Yeniköy’de kilisenin arkasındaki eski Rum okulunun önündeki pazar yerinde dün sadece Müslim’in tezgahı açıktı. Gümüşköylü Doğan bile gelmemişti... Yeniköy pazarında yakın zamana kadar köylülerin sergisi dışında en az yirmi dört pazarcı esnafı tezgah açardı. Mutfak eşyası, yağ, peynir, bakliyat, ucuz giyim eşyası, plastik eşya ve oyuncak satan tezgahlar teker teker kurulmaz olmuştu. Ama yakın zamana kadar sebze meyve satan beş altı tezgah pazar geleneğini sürdürmeye, müşterilerin dağılmasını önlemeye çalışıyordu. Dünkü pazar günü ise pazar yerinde Müslim’in tezgahından başka tezgahın açılmadığını görünce şaşırdım...

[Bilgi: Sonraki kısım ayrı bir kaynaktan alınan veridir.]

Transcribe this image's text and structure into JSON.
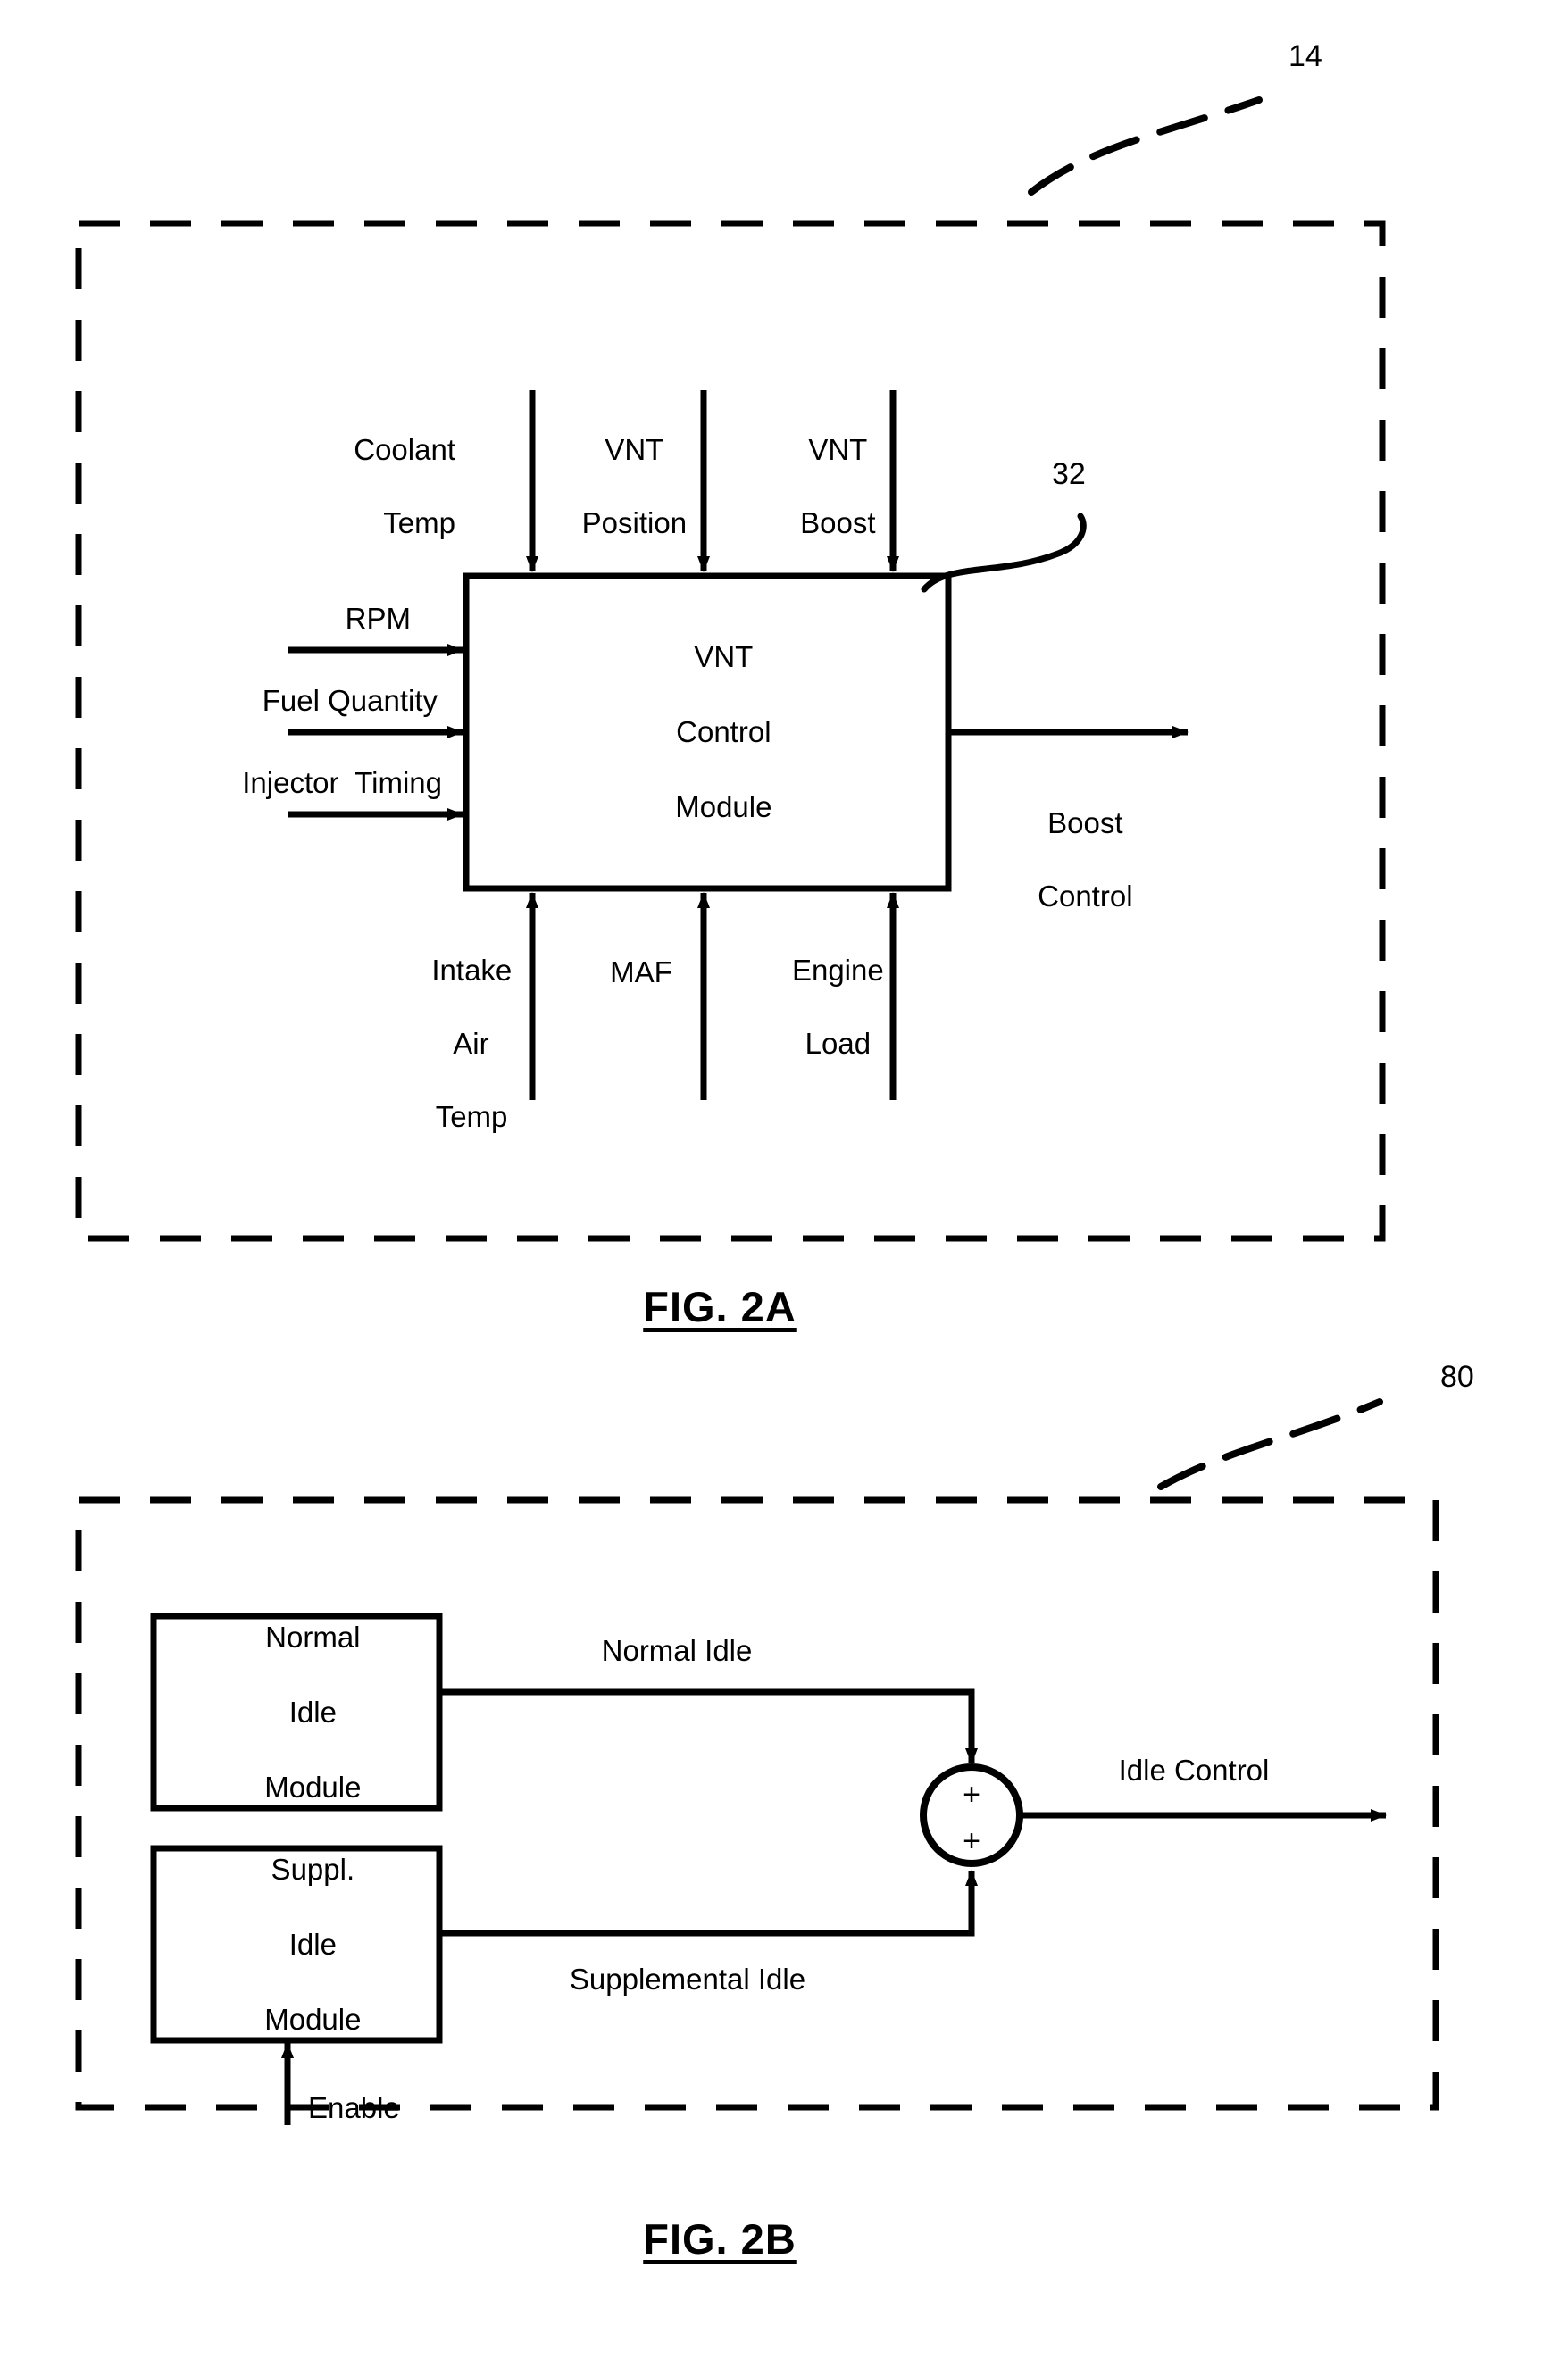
{
  "document": {
    "kind": "patent-figure-sheet",
    "background_color": "#ffffff",
    "ink_color": "#000000"
  },
  "figures": [
    {
      "id": "fig-2a",
      "caption": "FIG. 2A",
      "reference_numeral": "14",
      "module": {
        "reference_numeral": "32",
        "label_lines": [
          "VNT",
          "Control",
          "Module"
        ],
        "label_text": "VNT\nControl\nModule"
      },
      "top_inputs": [
        {
          "label": "Coolant\nTemp",
          "line1": "Coolant",
          "line2": "Temp"
        },
        {
          "label": "VNT\nPosition",
          "line1": "VNT",
          "line2": "Position"
        },
        {
          "label": "VNT\nBoost",
          "line1": "VNT",
          "line2": "Boost"
        }
      ],
      "left_inputs": [
        {
          "label": "RPM"
        },
        {
          "label": "Fuel Quantity"
        },
        {
          "label": "Injector  Timing"
        }
      ],
      "bottom_inputs": [
        {
          "label": "Intake\nAir\nTemp",
          "line1": "Intake",
          "line2": "Air",
          "line3": "Temp"
        },
        {
          "label": "MAF"
        },
        {
          "label": "Engine\nLoad",
          "line1": "Engine",
          "line2": "Load"
        }
      ],
      "outputs": [
        {
          "label": "Boost\nControl",
          "line1": "Boost",
          "line2": "Control"
        }
      ]
    },
    {
      "id": "fig-2b",
      "caption": "FIG. 2B",
      "reference_numeral": "80",
      "modules": [
        {
          "id": "normal-idle-module",
          "label_lines": [
            "Normal",
            "Idle",
            "Module"
          ],
          "label_text": "Normal\nIdle\nModule"
        },
        {
          "id": "suppl-idle-module",
          "label_lines": [
            "Suppl.",
            "Idle",
            "Module"
          ],
          "label_text": "Suppl.\nIdle\nModule"
        }
      ],
      "signals": [
        {
          "id": "normal-idle-signal",
          "label": "Normal Idle"
        },
        {
          "id": "supplemental-idle-signal",
          "label": "Supplemental Idle"
        },
        {
          "id": "enable-signal",
          "label": "Enable"
        },
        {
          "id": "idle-control-signal",
          "label": "Idle Control"
        }
      ],
      "summing_junction": {
        "id": "summing-junction",
        "operators": [
          "+",
          "+"
        ],
        "shape": "circle"
      }
    }
  ]
}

"N’oldu da böyle oldu?" diyerek Müslim’e sordum... "Hocam" dedi "Millet fakirleşti... Millette para yok... Geçen hafta 110 milyon liralık satış yaptım... Pazara mal getirip götürmenin nakliyesi 20 milyon lira... 110 milyon liralık malı kaça satacaksın ki, kâr edesin? Fiyatı yükseltsen hiç mal satamayacaksın... Başka bir geçim kaynağım olsa ben de işi bırakacağım... Müşteriyi kaybetmeyeyim diyerek ısrarla geliyorum..."

Bayar’ın ayağı yere basıyor
Dün Müslim’in tezgahında bahçe domatesi 350 bin, şeker ayşe 500 bin, yeşil biber 600 bin, patlıcan 500 bin, kuru patates ve soğan 350 bin, karpuz 250 bin lira idi... "Başka meyve yok mu?" diye sordum "Hocam, toptancısında kiraz, kayısı 2 milyon lira civarında... Alıp getirsem satamam... Elimde kalır" diye cevapladı.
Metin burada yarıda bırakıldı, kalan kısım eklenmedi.